My boyfriend and I have been together for 18 months. He’s 41 and I'm 31. The sex we have is amazing. But there's some things he won't do with me. Either because he's tried them and couldn’t do it. Or because he didn’t like it. These are things I've never tried or I've tried and liked. I don’t want him to do anything he doesn’t want to do but I sometimes feel like women he's been with previously have had the best of him. How do I stop feeling like this?

 

Hi Jess,

Agony Aunts on Female First

Agony Aunts on Female First

Just because he has done things with other women that he hasn't with you doesn't mean they have had the best of him- everyone has a different sexual experience with each partner.
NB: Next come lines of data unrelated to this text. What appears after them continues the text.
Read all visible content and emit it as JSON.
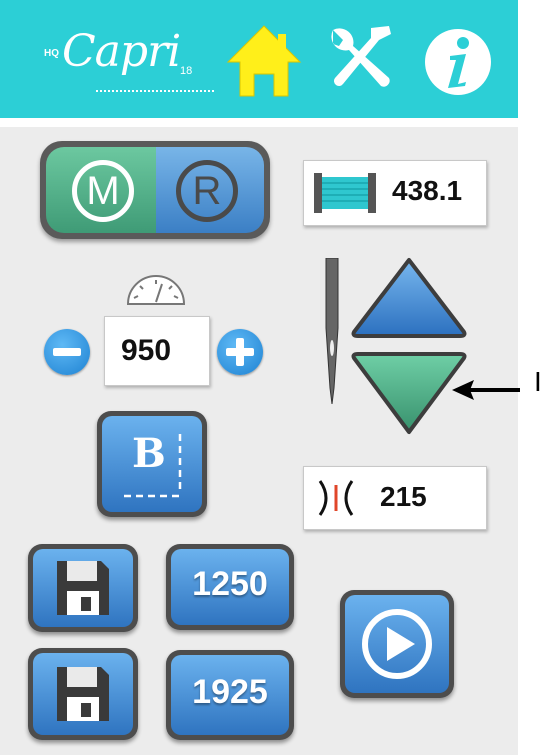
{
  "header": {
    "logo_prefix": "HQ",
    "logo_text": "Capri",
    "logo_suffix": "18",
    "icons": [
      "home-icon",
      "tools-icon",
      "info-icon"
    ],
    "color": "#2ccfd6"
  },
  "mode_toggle": {
    "left_label": "M",
    "right_label": "R"
  },
  "bobbin": {
    "value": "438.1",
    "icon": "bobbin-icon"
  },
  "speed": {
    "value": "950",
    "icon": "speedometer-icon"
  },
  "stitch": {
    "value": "215",
    "icon": "stitch-icon"
  },
  "baste_button": {
    "label": "B"
  },
  "presets": [
    {
      "value": "1250"
    },
    {
      "value": "1925"
    }
  ],
  "needle_controls": {
    "icons": [
      "needle-icon",
      "needle-up-icon",
      "needle-down-icon"
    ]
  },
  "annotation": {
    "label": "I"
  },
  "colors": {
    "blue": "#2f74c0",
    "green": "#3f9b76",
    "frame": "#4d4d4d"
  }
}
Perhaps it all went so horribly wrong with the last woman that it wasn't a great experience for either of them anyway, hence why he's reluctant to do it again.

If it didn't go to plan, perhaps he knows that you will be disappointed if you do try it and wants to keep your sex life 'amazing'. Or maybe he's embarrassed if he feels he can't do something and doesn't want the quality of the sex to fade.

You say the sex is 'amazing'- so why fix something that isn't broken? If you're pleased with every other area of your intimate life except for a couple of things where he draws the line- that may be better than trying something that puts him off sex altogether in the future.

It might be worth having another conversation about why he doesn't want to do such things. If he is against them- you could ask him why. Perhaps his experience might put you off or calm your curiosity. Or if you have broached this topic before and it has not had a warm reception- it might be better to leave it alone.

Most people have had past relationships and done things differently in the bedroom with each partner. This does not take way from what he has with you- because he will have done things with you- sexually and accessed parts of himself emotionally that he won't have with the previous women.

It's possible that the longer you are together, the more his confidence might grow, however for now it might be better to stick with 'amazing' not dwell too much in the past.

He is with you now- so that's a good indicator of who he has connected with the most both in and outside the bedroom.